In this way drishti becomes a tool in the practice of pratyahara.

The Sanskrit word pratyahara means withdrawal. In yoga it is offered as a practice of withdrawal of the senses from external objects. Sage Patanjali gives pratyahara as the fifth limb of yoga. It is poised between four external practices, the yamas and niyamas (ethics and behaviours), asana (posture) and pranayama (practices of breath and energy), and three inner, meditative states of dharana (concentration) dhyana (meditation) and samadhi (realisiation).

The drishti, or soft-focussed gaze, loosens our attachment to all of the other sensory stimuli and moves us toward the practice of pratyahara in which we come inward, to the inner gaze.

Drishti is also a step on the path to dharana or concentration. The very act of focus is an act of concentration. The practice of drishti in an asana (posture) practice shifts posture and movement to the realm of meditation and is training in dharana that will come in handy when doing a seated, or still meditation.

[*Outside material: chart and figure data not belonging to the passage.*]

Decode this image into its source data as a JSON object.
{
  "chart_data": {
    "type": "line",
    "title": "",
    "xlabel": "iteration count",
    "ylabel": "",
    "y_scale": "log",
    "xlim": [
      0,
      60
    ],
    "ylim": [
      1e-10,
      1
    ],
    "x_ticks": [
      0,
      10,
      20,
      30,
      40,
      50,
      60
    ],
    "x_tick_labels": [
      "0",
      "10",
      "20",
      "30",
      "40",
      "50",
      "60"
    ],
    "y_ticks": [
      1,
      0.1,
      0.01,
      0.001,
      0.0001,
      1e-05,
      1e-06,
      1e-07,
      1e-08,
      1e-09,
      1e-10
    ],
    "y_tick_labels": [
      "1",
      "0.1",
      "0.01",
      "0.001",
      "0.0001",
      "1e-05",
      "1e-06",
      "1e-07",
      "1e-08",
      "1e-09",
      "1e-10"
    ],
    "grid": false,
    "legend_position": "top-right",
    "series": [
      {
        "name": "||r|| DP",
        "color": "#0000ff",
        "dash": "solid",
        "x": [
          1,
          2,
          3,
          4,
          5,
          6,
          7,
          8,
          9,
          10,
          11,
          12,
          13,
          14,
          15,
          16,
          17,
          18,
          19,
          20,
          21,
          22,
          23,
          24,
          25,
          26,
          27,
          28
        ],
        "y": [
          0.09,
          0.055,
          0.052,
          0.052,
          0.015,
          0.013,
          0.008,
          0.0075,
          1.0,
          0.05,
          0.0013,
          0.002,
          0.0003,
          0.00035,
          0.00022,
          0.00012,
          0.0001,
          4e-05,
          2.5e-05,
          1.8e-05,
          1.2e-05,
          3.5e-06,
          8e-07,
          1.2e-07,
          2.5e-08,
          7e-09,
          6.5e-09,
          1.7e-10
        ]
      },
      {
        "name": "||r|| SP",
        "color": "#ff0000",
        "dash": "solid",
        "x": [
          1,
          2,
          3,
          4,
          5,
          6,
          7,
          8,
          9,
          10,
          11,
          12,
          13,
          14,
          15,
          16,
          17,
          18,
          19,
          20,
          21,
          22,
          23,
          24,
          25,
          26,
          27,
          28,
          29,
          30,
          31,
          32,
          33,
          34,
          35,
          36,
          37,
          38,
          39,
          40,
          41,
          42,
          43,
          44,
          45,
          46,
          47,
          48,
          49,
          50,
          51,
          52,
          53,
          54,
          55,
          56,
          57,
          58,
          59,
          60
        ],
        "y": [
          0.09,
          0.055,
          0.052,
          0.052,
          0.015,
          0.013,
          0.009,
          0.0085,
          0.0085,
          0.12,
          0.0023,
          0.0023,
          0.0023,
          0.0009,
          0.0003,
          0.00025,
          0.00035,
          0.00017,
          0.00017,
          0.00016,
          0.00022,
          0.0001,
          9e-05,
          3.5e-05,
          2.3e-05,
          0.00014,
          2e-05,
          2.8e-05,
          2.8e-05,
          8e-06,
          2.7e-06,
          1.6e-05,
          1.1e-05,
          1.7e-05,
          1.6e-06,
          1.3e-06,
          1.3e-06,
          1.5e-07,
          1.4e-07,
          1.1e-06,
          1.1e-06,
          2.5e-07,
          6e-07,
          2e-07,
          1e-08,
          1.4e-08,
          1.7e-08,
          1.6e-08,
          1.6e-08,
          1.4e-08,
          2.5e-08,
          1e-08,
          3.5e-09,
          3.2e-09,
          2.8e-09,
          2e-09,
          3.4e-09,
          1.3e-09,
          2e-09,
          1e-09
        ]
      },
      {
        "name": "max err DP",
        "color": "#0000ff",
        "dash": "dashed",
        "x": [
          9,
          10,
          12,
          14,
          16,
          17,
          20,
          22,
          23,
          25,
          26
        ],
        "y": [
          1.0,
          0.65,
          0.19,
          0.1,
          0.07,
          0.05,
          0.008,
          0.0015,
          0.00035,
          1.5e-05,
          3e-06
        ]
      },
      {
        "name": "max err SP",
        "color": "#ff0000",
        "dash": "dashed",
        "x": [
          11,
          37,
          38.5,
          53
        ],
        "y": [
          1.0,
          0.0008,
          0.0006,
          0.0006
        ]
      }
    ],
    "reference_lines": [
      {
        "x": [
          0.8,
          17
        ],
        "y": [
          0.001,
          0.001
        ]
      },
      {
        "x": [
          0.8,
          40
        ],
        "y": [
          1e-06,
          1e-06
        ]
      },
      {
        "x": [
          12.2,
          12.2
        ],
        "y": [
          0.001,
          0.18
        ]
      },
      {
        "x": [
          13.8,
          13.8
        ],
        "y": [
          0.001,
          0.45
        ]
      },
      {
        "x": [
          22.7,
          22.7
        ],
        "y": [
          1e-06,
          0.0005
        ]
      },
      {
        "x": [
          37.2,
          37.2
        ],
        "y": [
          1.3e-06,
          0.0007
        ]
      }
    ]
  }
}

If practising drishti eyes open in an asana practice the focus can be anywhere and it will need to shift as you go from one posture to another. The practice here is to be mindful of how it shifts. Some traditions give specific drishti points for different postures (Ashtanga Yoga created by Pattabis Jois gives nine). But what will work for one person may not for another. In Trikonasana (Triangle pose) and Parsvakonasana (side angle pose) you might find your drishti up, out or down. Where do you find balance, where are you turning inward? Go there!

A short drishti practice

Seated or standing, start with the hands in anjali mudra (prayer position) before the heart centre. Gaze softly at the finger tips.

Keep the gaze at the fingertips as you slowly point the fingers out, and then roll the hands to palms up, fingertips still touching.

Draw the hands apart opening arms wide and then raising them overhead as you try to keep the fingertips of both hands in view, note how they move to the peripheral vision. What happens when they disappear from view? Let the head turn up, eyes seeking the finger tips as you draw the hands together in anjali mudra (prayer hands) above the head. Your drishti will need to be content with the heels of the hands, but then as the hands draw back down to the heart, there are the fingertips in sight again.